Нет, не рабья покорность, и не скажешь – что же? Откуда же в нем такое, чего достигают лишь избранные, глубоко проникшие в сокровенную тайну – жизнь-смерть? Или уж столяр Митрий так много понял нутром, много страдал, что поднялся над жизнью, философски посвистывая? Не умеет ее ценить. Нет, умеет. Он вон даже про канареек рассказывает любовно, водит их в своей убогой избушке, – вот на Полотняном Заводе кинарейки! – любит брать в руки и согревает дыханьем. Он шутливо рассказывает, что поет ласточка, прилетая и отлетая, и с азартом может еще представит, как вороны долбят запоздавшую сову на заре. Он столько расскажет про жизнь и в таких красках, что не описать в книгах. В садике у него всего-навсего одна бузина да рябина, но он такое расскажет про бузину, «американскую ягоду» и как дрозды подохли от его рябины, что подивишься и уже не расскажешь так. Расскажет он, и почему кривы проселочные дороги, сказку про трех кумов и бутылку водки, и как любился с его канарейкой щеголь-прохвост, красноголовый красавчик, и с чего это елки зимой зеленые. С полей, что ли, этих набрался ласковой грусти, смешка и тишины душевной.
– Теперь уж и кинареек перевожу. Без хозяйского глазу какой уход! Третья пузо показывает, потому кинарейка строгая птица… хворой руки не любит, так плешками и пойдет, перушки скидает… – грустно говорит Митрий. – И спариваться не дозволяю. А секрету свово не скажу… никак не доверяю. Пусть вот достигнут, как его голого узнать… кто он такой, самчик аль самчиха! А я на другой день докажу! Через это сколько неприятности бывает! Как мне чижом надули, я сколько капиталу положил, теперь знаю. Да-а… А то у меня один кенарь запойный был, ей-богу! Привык и привык. Как рюмку увидал – писк такой подымет, не дай бог! Перышки – так – ффу! А уж и пел! Голос такой… могучий… в учителя покупали на заводе – полсотни! Вот какая природа! Что ж ты думаешь! Пропал голос… пропал и пропал! Три года его держал, по старой памяти. Потом щегол этот у него отбил супругу, и стали они его рва-ать… Так и задолбили. Бабы одинаковы. Я про кинареек такое знаю… крой лаком!

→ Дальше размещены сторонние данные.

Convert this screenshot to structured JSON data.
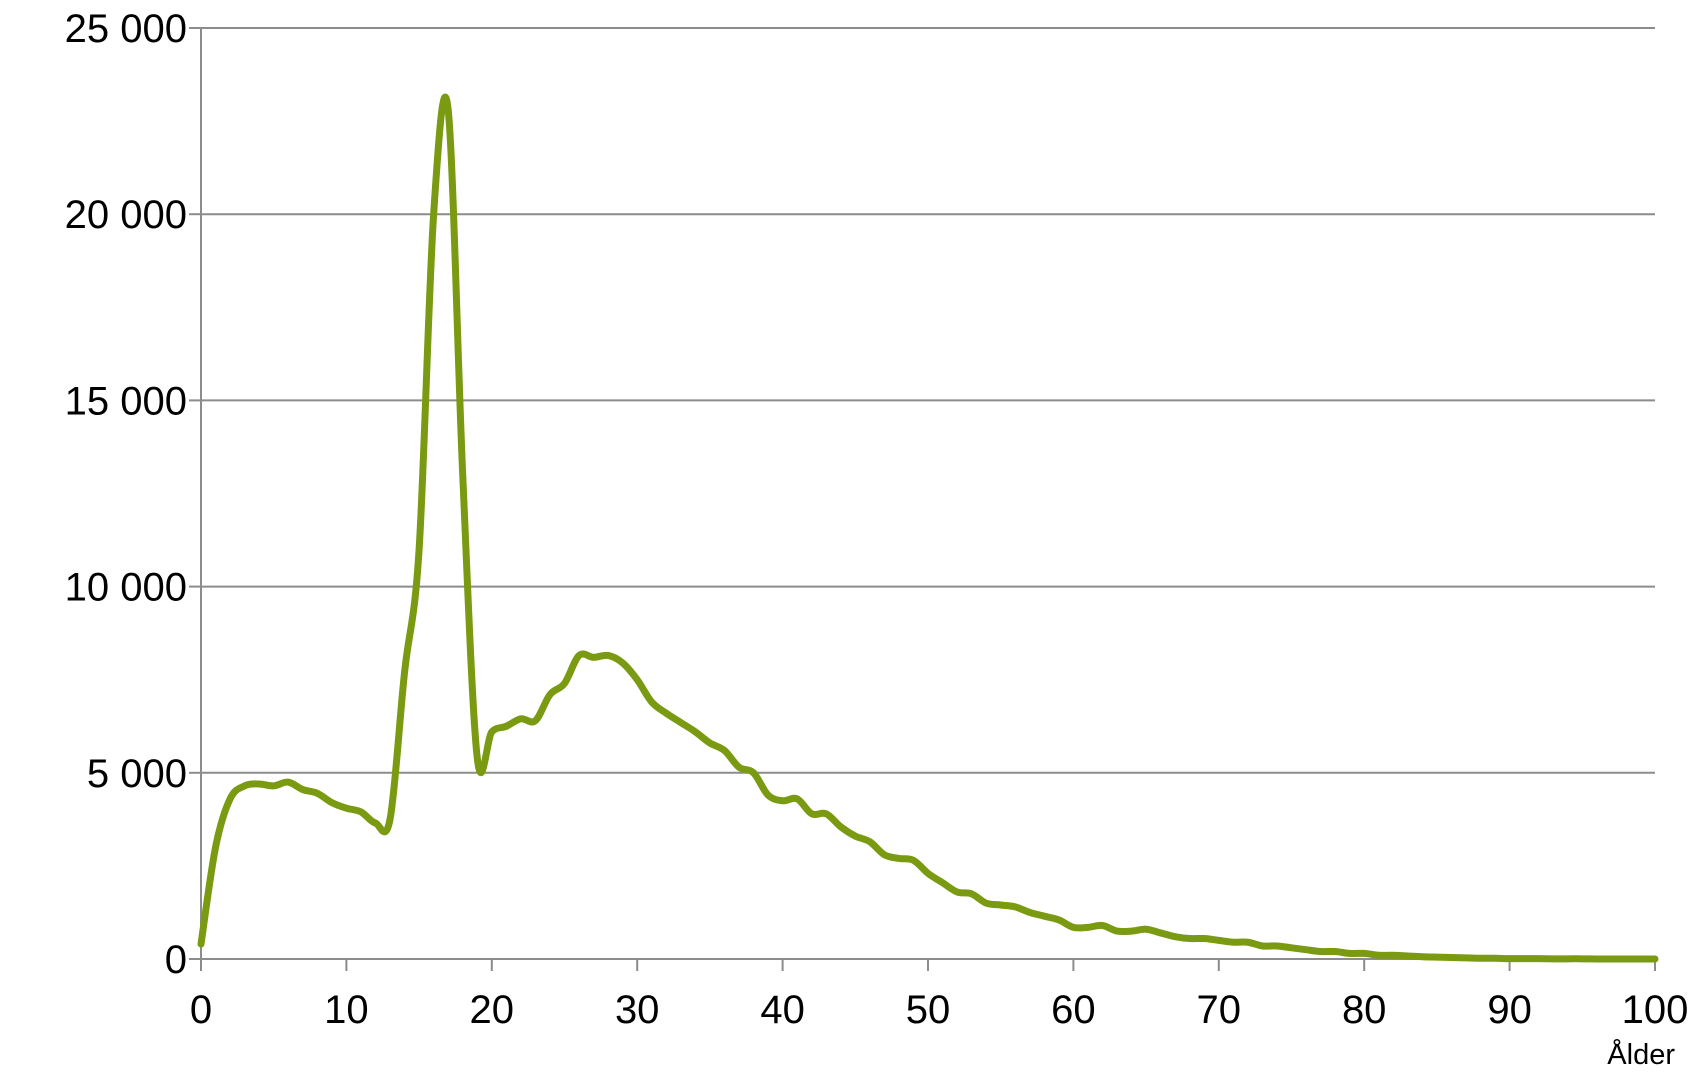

Солнце покраснело, покраснели и рощи, и крестцы, и березы большой дороги. Куда моложе стали – розовые теперь идут, в розовое. И Митрий стал золотиться, яснеть, розоветь, словно совсем здоровый. А вот и не стало солнца – и все сереет и меркнет. Смотрит на меня сумрачное больное лицо человека, которому не дождаться иной поры, когда все заблестит, чтобы уже не меркнуть.
– Воюют-то там, что ли? – устало спрашивает Митрий, показывая на сизо-багровый закат в тучах. – Та-ак… Чисто кровь с дымом! Вот мы тут посидели по пустяку, а там уж… кресты тешут. Да, пустяком не обойдется.
– Заблестит?
– Заблестит, коль под лак пустят. И зябнуть стал все. Да и капелек принять надо…
Согнувшись на больной бок, медленно спускается он с бугра. И видно далеко в чистом воздухе, как у мостика присаживается и потирает бок, как опять подымается и подходит к своей избе. Там, на завалинке, розовая девчонка пестует его годовалого мальчика. Митрий подходит, топает на девчонку, грозит кулаком и присаживается на завалинку. Девчонка бежит в избу – самовар ставить: вьется уже темный дымок. А Митрий сидит и сидит. Должно быть, доняли его боли.